Mantenían oculta a la bestia en uno de los almacenes del mundo terrestre y, desde su llegada, había llamado la atención hasta de Korram, que no le gustaba meterse ni en los asuntos que le incumbían. De hecho, una de aquellas interminables noches había decidido escabullirse para observarla, con Arvie siguiéndolo de cerca, y podía afirmar que los morbosos y preocupados habitantes de Agat iban a quedarse con la boca abierta. Según el informe, la alimaña medía dos metros si se contaba el hocico y pesaba como el rinoceronte blanco que mostraban en la zona de la sabana. En el periódico local lo habían descrito como «una nueva subespecie de oso», los niños de la isla lo apodaban «hombre lobo», pero, incluso ahora, a Korram le continuaba pareciendo un gorila de uñas largas.
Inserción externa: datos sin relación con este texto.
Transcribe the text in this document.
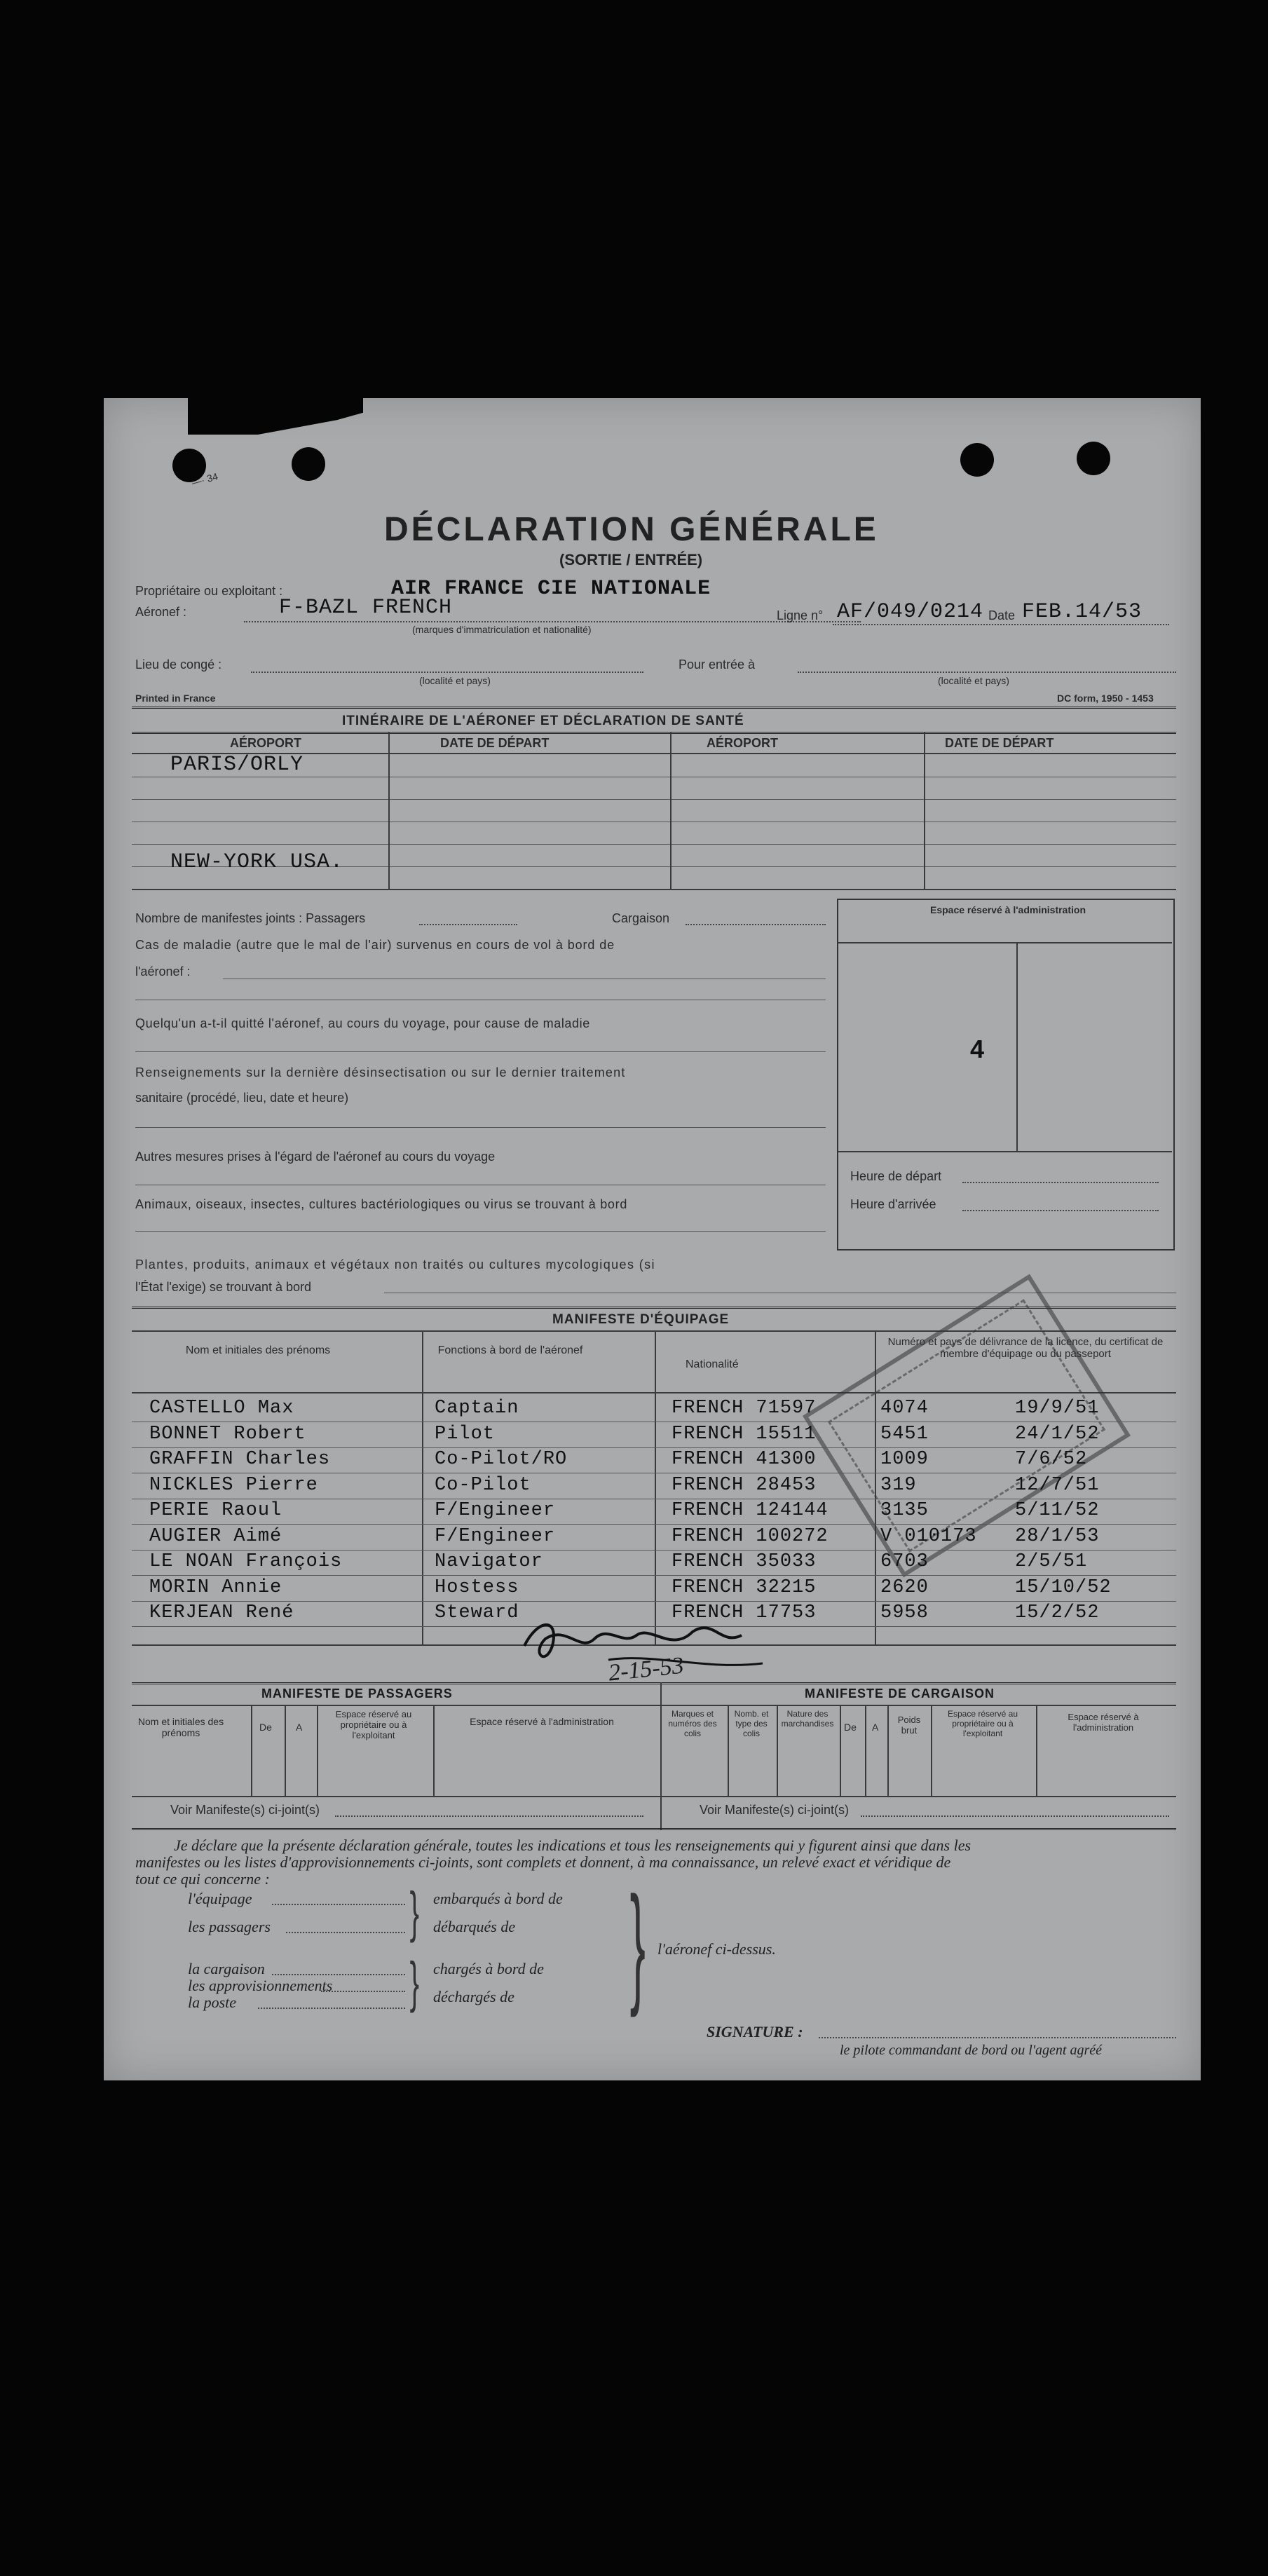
—· 34
DÉCLARATION GÉNÉRALE
(SORTIE / ENTRÉE)
Propriétaire ou exploitant :	AIR FRANCE CIE NATIONALE
Aéronef :	F-BAZL FRENCH
(marques d'immatriculation et nationalité)
Ligne n° AF/049/0214 Date FEB.14/53
Lieu de congé :
(localité et pays)
Pour entrée à
(localité et pays)
Printed in France	DC form, 1950 - 1453
ITINÉRAIRE DE L'AÉRONEF ET DÉCLARATION DE SANTÉ
AÉROPORT	DATE DE DÉPART	AÉROPORT	DATE DE DÉPART
PARIS/ORLY
NEW-YORK USA.
Nombre de manifestes joints : Passagers	Cargaison
Cas de maladie (autre que le mal de l'air) survenus en cours de vol à bord de
l'aéronef :
Quelqu'un a-t-il quitté l'aéronef, au cours du voyage, pour cause de maladie
Renseignements sur la dernière désinsectisation ou sur le dernier traitement
sanitaire (procédé, lieu, date et heure)
Autres mesures prises à l'égard de l'aéronef au cours du voyage
Animaux, oiseaux, insectes, cultures bactériologiques ou virus se trouvant à bord
Plantes, produits, animaux et végétaux non traités ou cultures mycologiques (si
l'État l'exige) se trouvant à bord
Espace réservé à l'administration
4
Heure de départ
Heure d'arrivée
MANIFESTE D'ÉQUIPAGE
Nom et initiales des prénoms	Fonctions à bord de l'aéronef
Nationalité
Numéro et pays de délivrance de la licence, du certificat de membre d'équipage ou du passeport
CASTELLO Max	Captain	FRENCH 71597	4074	19/9/51
BONNET Robert	Pilot	FRENCH 15511	5451	24/1/52
GRAFFIN Charles	Co-Pilot/RO	FRENCH 41300	1009	7/6/52
NICKLES Pierre	Co-Pilot	FRENCH 28453	319	12/7/51
PERIE Raoul	F/Engineer	FRENCH 124144	3135	5/11/52
AUGIER Aimé	F/Engineer	FRENCH 100272	V 010173 28/1/53
LE NOAN François	Navigator	FRENCH 35033	6703	2/5/51
MORIN Annie	Hostess	FRENCH 32215	2620	15/10/52
KERJEAN René	Steward	FRENCH 17753	5958	15/2/52
2-15-53
MANIFESTE DE PASSAGERS	MANIFESTE DE CARGAISON
Nom et initiales des prénoms	De A
Espace réservé au propriétaire ou à l'exploitant
Espace réservé à l'administration
Marques et numéros des colis
Nomb. et type des colis
Nature des marchandises De A
Poids brut
Espace réservé au propriétaire ou à l'exploitant
Espace réservé à l'administration
Voir Manifeste(s) ci-joint(s)	Voir Manifeste(s) ci-joint(s)
Je déclare que la présente déclaration générale, toutes les indications et tous les renseignements qui y figurent ainsi que dans les
manifestes ou les listes d'approvisionnements ci-joints, sont complets et donnent, à ma connaissance, un relevé exact et véridique de
tout ce qui concerne :
l'équipage
les passagers
la cargaison
les approvisionnements
la poste
}
}
embarqués à bord de
débarqués de
chargés à bord de
déchargés de } l'aéronef ci-dessus.
SIGNATURE :
le pilote commandant de bord ou l'agent agréé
Una vez aislado en el mundo marino, se detuvo a observar el estanque de los pingüinos. Permanecerían eternamente sobre el hielo, igual que el resto del espectáculo. Aunque, sin duda, algo debían hacer con esa colección anónima que había obligado a la misma directora a inventarse semejante leyenda. Los trabajadores la conocían de memoria. Empezaba con un inmigrante francés conocido como Chastel que salía corriendo de Tortuga a principios de la revolución haitiana, acompañado de su amante y esclava, Rosaline. Sin saberse muy bien cómo, ni por qué, ambos acababan en la ciudad de Beach Sand —entonces Saint Mary Sand—, a mil seiscientos setenta y nueve kilómetros de Agat, antes de instalarse de manera definitiva en la isla. Allí, Chastel se cambiaba el nombre, hacía buenas migas con el alguacil y, con el dinero que le quedaba, mandaba reformar una pequeña mansión que pertenecía al abuelo de Irons Gary para, más pronto que tarde, contraer matrimonio con su hija Birdie, ya que Rosaline no podía darle herederos. Pervertida por sus celos, la haitiana se dedicó a envenenar a Birdie con una extraña bebida del color del tabaco, y a cantar por las noches como los monstruos están destinados a acabar con su estirpe. Pero, a pesar de sus esfuerzos, esta terminaba concibiendo un hijo. La esclava no era consciente de que el éxito de su plan vendría durante el parto, cuando, al finalizar la historia, el público se percataba de que Birdie daba a luz a un niño monstruoso que se comía a su madre, y cuyo padre y abuelo complacerían con animales disecados a los que pudiera fingir cazar hasta que los devorara también.